The veil in Annihilation was a visual inspiration for the shots. And “even though Ben Sinclair wasn’t directing the back half of the show,” Siara shares, “his DNA is all over this thing. He was the one who really brought in the interchanging cloud tank.” Sinclair is the one who suggested the cloud tanks be designed in reference to halocline effects seen in cenotes — a natural pit, or sinkhole, resulting from the collapse of limestone bedrock that exposes groundwater. Cenotes are commonly found in the Yucatán Peninsula of Mexico, where The Resort is set. Pasaje itself is inside a cenote. And halocline is transition zone between density of normal to very salty seawater.
The visual look of the ink blot shots and the pool Sam and Violet were found in were both meant to resemble these natural oceanic phenomena. The pool, Siara explains, showing the pair “trapped in the memories of the past,” and the cloud tanks are meant to visualize the feeling of intense nostalgia and longing.
“What I was attracted to was like a surreal dream, like a visual within a show that does not have dreams,” he says, adding that “it’s a feeling that is both happy and sad at the same time, good and sad at the same time, and beautiful and terrifying at the same time.” There was a cloud tank designed for the moment Emma looks into Pasaje, but viewers didn’t end up seeing it, only Emma’s deep stare into it.

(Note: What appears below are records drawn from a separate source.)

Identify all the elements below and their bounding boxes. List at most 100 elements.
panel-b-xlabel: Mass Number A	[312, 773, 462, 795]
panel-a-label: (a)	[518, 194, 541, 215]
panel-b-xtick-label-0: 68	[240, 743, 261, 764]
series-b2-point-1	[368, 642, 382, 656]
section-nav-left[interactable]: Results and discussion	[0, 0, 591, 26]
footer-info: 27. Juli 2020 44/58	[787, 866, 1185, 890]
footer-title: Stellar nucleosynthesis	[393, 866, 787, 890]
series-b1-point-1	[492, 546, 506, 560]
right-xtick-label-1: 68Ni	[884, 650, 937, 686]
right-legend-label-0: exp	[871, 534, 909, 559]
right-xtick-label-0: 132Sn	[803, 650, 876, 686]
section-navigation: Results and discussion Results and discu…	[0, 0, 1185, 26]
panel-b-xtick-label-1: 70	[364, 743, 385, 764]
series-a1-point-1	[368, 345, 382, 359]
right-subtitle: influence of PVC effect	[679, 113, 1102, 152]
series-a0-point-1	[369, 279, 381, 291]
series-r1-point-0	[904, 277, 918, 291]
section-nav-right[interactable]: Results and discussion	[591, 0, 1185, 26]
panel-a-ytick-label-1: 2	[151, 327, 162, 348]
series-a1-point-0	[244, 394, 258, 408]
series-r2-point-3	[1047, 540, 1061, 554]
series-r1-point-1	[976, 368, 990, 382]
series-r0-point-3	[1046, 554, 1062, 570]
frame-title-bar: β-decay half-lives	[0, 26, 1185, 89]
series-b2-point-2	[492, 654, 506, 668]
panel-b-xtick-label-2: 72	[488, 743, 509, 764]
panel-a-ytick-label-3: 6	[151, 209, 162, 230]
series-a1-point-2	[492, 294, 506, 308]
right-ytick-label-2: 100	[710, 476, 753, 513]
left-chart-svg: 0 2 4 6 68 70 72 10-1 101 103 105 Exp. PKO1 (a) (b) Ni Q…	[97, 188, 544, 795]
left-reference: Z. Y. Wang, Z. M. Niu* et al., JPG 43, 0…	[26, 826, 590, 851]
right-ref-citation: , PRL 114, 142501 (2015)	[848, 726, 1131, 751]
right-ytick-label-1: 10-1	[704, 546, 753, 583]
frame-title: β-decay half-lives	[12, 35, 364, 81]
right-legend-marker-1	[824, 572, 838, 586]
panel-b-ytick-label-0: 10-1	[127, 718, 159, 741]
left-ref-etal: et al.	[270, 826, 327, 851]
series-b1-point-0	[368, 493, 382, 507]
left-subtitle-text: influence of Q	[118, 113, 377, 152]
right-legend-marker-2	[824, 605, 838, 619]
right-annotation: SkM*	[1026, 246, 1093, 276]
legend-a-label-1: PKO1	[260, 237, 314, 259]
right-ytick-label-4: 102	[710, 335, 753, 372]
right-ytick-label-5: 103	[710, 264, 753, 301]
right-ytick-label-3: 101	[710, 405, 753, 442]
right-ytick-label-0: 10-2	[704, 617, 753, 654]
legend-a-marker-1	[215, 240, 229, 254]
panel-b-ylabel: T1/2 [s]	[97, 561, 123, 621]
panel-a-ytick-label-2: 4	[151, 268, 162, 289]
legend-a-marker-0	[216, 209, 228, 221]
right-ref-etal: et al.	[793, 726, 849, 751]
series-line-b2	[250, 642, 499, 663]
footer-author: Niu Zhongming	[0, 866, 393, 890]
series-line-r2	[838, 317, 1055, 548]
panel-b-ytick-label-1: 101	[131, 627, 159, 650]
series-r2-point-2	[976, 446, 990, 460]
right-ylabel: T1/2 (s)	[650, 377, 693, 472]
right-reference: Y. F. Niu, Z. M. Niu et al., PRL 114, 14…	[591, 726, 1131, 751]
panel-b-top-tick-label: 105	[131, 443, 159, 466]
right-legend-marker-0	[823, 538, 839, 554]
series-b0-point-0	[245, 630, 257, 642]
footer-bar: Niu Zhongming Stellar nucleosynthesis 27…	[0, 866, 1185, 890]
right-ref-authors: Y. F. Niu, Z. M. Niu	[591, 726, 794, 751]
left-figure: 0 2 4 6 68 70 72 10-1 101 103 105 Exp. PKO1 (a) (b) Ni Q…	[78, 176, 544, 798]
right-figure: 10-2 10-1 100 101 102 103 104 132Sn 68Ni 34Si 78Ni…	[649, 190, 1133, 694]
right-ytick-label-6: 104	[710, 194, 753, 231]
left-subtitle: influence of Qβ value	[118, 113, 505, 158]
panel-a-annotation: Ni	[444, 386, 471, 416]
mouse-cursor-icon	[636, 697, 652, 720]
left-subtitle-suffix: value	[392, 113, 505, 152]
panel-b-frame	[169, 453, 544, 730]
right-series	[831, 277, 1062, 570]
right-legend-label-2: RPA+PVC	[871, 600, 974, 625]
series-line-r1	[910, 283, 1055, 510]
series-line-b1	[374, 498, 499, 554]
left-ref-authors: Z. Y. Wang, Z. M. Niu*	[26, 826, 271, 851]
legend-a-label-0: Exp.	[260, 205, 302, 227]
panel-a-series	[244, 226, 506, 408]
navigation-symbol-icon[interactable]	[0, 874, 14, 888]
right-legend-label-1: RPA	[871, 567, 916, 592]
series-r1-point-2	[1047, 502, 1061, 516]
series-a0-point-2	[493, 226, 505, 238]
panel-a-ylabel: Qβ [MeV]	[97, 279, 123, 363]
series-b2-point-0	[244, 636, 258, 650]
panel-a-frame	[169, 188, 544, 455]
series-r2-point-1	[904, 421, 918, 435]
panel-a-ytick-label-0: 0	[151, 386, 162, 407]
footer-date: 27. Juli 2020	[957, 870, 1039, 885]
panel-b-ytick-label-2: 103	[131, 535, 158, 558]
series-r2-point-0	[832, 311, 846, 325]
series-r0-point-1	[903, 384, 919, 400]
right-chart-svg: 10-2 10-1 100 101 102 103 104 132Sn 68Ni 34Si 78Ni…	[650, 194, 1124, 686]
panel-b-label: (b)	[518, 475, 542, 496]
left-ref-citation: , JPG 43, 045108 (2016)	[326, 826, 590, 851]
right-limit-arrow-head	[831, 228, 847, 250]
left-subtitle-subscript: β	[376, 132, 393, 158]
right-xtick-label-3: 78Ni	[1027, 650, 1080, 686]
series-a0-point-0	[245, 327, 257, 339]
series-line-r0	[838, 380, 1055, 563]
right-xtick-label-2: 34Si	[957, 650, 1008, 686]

“There was something about this that both achieved beauty and terror at once,” he says of the moment. And that simultaneous beauty and terror is what made Emma jolt herself back into her senses and not lose more of her precious time.
In the end, Emma saw her daughter and Violet saw her mother. But getting what they wanted didn’t take away their grief, it only taught them that they must move forward with it — a lesson hard-won.